The bill is an advocacy piece granting for-profit businesses the use of public rights-of-way for the purpose of transporting waste over another landowner’s property. In the world of business such transportation expenses are accepted as the costs of doing business, and are usually included in an operation’s business plan and cost projections.
The legislature’s problem with this new bill is that public rights-of-way are often on private property. By way of illustration, a property owner’s land may be taken by the government for highway and road purposes. When these rights-of-way are created other supplemental rights may arise such as the right to hunt or fish on the right of way, but the property itself is still owned by the property owner.

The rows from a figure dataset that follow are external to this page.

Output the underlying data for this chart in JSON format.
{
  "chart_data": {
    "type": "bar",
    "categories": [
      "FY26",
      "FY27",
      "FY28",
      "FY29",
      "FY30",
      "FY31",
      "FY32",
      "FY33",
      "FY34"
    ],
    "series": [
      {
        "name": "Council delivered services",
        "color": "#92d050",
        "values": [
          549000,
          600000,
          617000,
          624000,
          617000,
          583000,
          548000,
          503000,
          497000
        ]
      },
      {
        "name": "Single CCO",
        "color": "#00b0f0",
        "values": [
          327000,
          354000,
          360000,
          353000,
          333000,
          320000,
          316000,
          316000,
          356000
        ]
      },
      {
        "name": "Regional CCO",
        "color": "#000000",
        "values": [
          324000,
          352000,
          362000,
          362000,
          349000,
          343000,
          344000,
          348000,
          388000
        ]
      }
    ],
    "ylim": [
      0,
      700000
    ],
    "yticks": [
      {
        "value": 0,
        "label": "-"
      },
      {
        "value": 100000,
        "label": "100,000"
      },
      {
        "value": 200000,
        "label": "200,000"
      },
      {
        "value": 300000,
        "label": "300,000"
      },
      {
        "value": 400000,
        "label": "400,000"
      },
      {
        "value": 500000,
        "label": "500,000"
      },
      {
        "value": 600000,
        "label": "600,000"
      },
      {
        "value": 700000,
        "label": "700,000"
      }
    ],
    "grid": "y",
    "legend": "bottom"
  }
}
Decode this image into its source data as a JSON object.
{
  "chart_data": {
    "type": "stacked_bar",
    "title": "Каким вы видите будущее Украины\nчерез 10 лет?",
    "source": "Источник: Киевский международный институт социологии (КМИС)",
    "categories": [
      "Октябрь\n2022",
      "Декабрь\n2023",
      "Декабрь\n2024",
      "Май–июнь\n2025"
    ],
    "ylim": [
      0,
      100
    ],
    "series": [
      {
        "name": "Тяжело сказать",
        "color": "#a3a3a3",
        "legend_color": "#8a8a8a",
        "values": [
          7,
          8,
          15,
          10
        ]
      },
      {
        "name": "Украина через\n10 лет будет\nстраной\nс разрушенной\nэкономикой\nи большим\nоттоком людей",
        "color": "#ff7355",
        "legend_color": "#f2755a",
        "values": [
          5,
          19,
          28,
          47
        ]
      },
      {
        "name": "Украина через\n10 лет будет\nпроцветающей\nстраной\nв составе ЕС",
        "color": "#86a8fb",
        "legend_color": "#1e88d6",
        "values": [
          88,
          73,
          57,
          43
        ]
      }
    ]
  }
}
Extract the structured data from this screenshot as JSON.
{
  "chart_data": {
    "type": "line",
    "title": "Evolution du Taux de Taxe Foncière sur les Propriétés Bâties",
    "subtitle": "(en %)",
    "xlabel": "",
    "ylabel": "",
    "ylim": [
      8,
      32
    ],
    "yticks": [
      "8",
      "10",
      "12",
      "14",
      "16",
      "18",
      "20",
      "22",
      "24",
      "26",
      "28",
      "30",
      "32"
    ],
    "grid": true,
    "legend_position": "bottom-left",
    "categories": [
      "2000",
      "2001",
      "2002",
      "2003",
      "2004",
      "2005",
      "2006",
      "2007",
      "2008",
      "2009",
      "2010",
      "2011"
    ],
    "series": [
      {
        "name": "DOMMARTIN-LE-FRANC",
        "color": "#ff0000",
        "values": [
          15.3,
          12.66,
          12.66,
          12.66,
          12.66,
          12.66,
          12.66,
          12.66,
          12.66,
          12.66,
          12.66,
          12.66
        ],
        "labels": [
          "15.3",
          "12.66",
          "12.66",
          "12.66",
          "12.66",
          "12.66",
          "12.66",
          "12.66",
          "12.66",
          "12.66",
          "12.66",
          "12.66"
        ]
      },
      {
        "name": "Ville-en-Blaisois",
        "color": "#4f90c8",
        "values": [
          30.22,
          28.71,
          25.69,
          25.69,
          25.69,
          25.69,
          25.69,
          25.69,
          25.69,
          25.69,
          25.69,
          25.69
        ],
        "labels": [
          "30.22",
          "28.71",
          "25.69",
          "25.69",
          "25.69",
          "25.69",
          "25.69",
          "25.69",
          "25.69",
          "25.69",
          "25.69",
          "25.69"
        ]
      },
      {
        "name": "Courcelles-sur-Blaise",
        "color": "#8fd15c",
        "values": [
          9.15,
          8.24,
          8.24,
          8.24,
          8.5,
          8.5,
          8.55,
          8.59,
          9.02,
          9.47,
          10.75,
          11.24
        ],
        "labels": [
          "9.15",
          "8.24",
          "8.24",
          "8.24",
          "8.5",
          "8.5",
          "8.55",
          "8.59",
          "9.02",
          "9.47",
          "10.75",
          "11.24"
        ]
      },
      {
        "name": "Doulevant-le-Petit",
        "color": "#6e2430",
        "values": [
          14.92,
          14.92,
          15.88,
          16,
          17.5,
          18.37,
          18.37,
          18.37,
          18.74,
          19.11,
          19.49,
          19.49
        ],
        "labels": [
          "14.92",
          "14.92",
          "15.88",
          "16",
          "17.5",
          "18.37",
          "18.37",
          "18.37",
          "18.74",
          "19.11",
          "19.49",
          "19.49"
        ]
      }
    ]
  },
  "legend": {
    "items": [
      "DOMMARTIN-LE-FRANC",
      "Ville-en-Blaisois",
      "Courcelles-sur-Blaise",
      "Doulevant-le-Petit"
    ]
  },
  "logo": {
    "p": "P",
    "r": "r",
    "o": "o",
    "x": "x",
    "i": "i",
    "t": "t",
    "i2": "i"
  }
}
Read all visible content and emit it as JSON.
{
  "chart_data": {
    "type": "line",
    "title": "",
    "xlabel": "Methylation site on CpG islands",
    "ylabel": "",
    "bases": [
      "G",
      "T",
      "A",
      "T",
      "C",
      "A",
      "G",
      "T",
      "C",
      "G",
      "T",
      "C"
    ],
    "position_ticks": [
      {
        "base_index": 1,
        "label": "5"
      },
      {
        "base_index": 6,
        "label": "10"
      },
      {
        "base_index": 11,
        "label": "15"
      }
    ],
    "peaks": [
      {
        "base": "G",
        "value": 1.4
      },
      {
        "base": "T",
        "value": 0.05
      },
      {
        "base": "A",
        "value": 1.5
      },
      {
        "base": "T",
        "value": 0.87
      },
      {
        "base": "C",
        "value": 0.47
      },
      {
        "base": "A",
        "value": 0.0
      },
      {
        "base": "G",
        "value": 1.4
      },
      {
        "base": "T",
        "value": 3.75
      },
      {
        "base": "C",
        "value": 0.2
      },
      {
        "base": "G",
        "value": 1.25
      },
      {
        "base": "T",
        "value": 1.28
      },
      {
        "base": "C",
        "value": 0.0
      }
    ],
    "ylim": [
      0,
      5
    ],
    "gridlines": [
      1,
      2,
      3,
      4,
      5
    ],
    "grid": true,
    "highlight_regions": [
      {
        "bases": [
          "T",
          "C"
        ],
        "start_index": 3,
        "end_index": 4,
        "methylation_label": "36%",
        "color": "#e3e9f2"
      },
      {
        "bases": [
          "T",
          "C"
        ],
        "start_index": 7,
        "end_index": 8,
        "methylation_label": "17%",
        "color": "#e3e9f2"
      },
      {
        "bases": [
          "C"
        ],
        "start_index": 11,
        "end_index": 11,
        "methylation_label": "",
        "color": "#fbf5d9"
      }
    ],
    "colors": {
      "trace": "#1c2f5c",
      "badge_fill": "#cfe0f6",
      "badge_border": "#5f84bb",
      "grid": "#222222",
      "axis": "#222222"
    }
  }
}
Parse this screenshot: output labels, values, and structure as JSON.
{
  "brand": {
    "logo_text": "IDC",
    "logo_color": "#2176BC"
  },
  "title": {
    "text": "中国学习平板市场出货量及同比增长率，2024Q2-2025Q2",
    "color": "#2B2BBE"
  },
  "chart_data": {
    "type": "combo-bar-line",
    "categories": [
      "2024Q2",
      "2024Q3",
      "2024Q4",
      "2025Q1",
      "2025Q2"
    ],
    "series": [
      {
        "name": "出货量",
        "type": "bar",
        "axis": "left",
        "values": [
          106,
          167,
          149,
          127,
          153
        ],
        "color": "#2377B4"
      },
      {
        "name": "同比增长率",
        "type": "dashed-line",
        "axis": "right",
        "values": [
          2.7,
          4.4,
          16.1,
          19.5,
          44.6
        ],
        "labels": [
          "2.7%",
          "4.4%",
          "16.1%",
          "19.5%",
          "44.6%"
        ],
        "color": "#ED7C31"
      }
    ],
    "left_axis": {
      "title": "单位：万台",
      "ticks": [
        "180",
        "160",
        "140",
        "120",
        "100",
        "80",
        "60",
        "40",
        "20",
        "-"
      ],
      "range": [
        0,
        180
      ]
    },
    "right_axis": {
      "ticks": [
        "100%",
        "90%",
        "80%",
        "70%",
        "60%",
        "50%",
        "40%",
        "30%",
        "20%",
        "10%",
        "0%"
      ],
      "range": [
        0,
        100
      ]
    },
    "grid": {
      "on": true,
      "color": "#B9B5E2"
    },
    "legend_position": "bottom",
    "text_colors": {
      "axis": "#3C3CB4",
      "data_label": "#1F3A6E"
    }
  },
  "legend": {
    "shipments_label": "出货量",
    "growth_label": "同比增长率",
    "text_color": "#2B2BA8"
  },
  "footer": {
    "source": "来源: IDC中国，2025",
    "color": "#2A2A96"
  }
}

Creating a right-of-way does not however take away the owner’s title to the land. This continued ownership is significant enough to be secured by the state constitution which provides that title to land taken for highways remains with the landowner. (SD Const Art VI, § 13.) Yet this bill would have a neighbor’s property available as a ‘public highway’ for another neighbor’s business purposes all without compensation. How the can this bill be considered a property rights law? It cannot. Confined animal feedlot operations are not a public utility. A legislature should not by fiat convert a private business or enterprise into a pseudo public utility.
In 2006 the South Dakota legislature became so concerned about misuse by government agencies on the issue of taking property for private use that it created a new law which holds that no county, municipality, or housing and redevelopment commission may acquire private property by use of eminent domain for transfer to any private person, nongovernmental entity, or other public-private business entity. The legislature in passing its general condemnation and eminent domain laws also restricts it to the taking or damaging of private property for public use.
For such a disposal of animal waste bill to be constitutional it should either provide for compensation to a landowner for the use of private property, or the legislature should require a finding that a private landowner’s property rights may be infringed in order to preserve the general public welfare (not private welfare.) The bill provides for no compensation and provides for no direction that the process make a finding that property rights may be imposed upon to preserve the general public welfare.
David Ganje practices in the area of natural resources, environmental and commercial law.